Dermatol Surg. 2009 Jun;35(6):920-8. doi: 10.1111/j.1524-4725.2009.01156.x. Epub 2009 Apr 6.
Erythematotelangiectatic (ET) rosacea is commonly treated with a variety of laser and light-based systems. Although many have been used successfully, there are a limited number of comparative efficacy studies.
To compare nonpurpuragenic pulsed dye laser (PDL) with intense pulsed light (IPL) treatment in the ability to reduce erythema, telangiectasia, and symptoms in patients with moderate facial ET rosacea.
Twenty-nine patients were enrolled in a randomized, controlled, single-blind, split-face trial with nonpurpuragenic treatment with PDL and IPL and untreated control. Three monthly treatment sessions were performed with initial PDL settings of 10-mm spot size, 7 J/cm(2), 6-ms pulse duration and cryogen cooling, and initial IPL settings of 560-nm filter, a pulse train of 2.4 and 6.0 ms in duration separated by a 15-ms delay, and a starting fluence of 25 J/cm(2). Evaluation measures included spectrophotometric erythema scores, blinded investigator grading, and patient assessment of severity and associated symptoms.

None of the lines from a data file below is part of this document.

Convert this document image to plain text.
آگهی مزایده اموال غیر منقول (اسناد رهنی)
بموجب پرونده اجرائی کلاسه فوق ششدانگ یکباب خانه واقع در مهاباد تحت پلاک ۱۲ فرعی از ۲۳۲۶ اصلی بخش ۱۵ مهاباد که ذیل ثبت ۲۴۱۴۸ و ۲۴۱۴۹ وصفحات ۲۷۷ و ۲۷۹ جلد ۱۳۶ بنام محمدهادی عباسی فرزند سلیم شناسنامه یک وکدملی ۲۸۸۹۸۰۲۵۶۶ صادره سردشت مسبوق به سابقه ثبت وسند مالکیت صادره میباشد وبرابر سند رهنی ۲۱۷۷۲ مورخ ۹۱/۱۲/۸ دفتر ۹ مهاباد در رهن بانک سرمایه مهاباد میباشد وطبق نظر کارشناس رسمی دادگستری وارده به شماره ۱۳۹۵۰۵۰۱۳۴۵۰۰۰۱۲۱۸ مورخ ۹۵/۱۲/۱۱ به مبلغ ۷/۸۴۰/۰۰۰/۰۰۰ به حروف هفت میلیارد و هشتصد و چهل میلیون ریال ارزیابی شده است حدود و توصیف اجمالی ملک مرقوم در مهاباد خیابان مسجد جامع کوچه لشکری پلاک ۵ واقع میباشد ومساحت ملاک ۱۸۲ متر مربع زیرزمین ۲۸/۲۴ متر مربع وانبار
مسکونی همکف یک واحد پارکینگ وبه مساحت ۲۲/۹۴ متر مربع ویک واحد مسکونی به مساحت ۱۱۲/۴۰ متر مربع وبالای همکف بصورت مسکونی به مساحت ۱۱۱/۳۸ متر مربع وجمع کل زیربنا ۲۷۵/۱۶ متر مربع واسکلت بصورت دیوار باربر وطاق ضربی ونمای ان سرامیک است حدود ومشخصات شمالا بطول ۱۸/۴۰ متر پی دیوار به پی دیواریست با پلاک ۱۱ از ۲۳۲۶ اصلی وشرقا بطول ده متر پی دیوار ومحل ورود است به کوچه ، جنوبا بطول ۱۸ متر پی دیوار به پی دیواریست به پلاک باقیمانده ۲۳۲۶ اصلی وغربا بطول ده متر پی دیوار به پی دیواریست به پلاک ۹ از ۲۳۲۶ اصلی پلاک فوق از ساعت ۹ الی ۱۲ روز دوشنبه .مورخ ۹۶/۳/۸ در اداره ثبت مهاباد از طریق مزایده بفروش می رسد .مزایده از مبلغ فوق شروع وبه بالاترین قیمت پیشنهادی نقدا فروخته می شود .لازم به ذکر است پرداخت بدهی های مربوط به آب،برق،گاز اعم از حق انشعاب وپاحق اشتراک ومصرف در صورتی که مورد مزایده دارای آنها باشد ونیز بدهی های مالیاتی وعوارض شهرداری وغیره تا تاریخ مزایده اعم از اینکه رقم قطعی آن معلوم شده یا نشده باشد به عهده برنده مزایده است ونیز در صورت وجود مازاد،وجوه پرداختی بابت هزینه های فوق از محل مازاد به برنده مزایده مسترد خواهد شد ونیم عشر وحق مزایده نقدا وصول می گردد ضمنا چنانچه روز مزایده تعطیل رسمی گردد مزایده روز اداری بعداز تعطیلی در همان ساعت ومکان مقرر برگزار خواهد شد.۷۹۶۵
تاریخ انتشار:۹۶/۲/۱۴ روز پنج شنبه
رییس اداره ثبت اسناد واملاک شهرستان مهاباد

PDL and IPL resulted in significant reduction in cutaneous erythema, telangiectasia, and patient-reported associated symptoms. No significant difference was noted between PDL and IPL treatment.
A series of nonpurpuragenic PDL and IPL treatments in ET rosacea was performed with similar efficacy and safety, and both modalities seem to be reasonable choices for the treatment of ET rosacea.
红斑毛细血管扩张型(ET)酒渣鼻通常采用多种基于激光和光的系统进行治疗。尽管许多方法已成功应用,但比较疗效的研究数量有限。
比较非紫癜性脉冲染料激光(PDL)与强脉冲光(IPL)治疗中度面部ET酒渣鼻患者在减轻红斑、毛细血管扩张和症状方面的能力。
29例患者参与了一项随机、对照、单盲、面部双侧对照试验,分别接受非紫癜性PDL和IPL治疗以及不治疗对照。每月进行3次治疗,PDL初始设置为光斑大小10mm、能量密度7J/cm²、脉冲持续时间6ms及冷冻剂冷却,IPL初始设置为560nm滤光片、脉冲序列持续时间为2.4ms和6.0ms,间隔15ms延迟,起始能量密度为25J/cm²。评估指标包括分光光度法红斑评分、盲法研究者分级以及患者对严重程度和相关症状的评估。
PDL和IPL均显著减轻了皮肤红斑、毛细血管扩张以及患者报告的相关症状。PDL和IPL治疗之间未发现显著差异。
对ET酒渣鼻进行一系列非紫癜性PDL和IPL治疗,疗效和安全性相似,两种方式似乎都是治疗ET酒渣鼻的合理选择。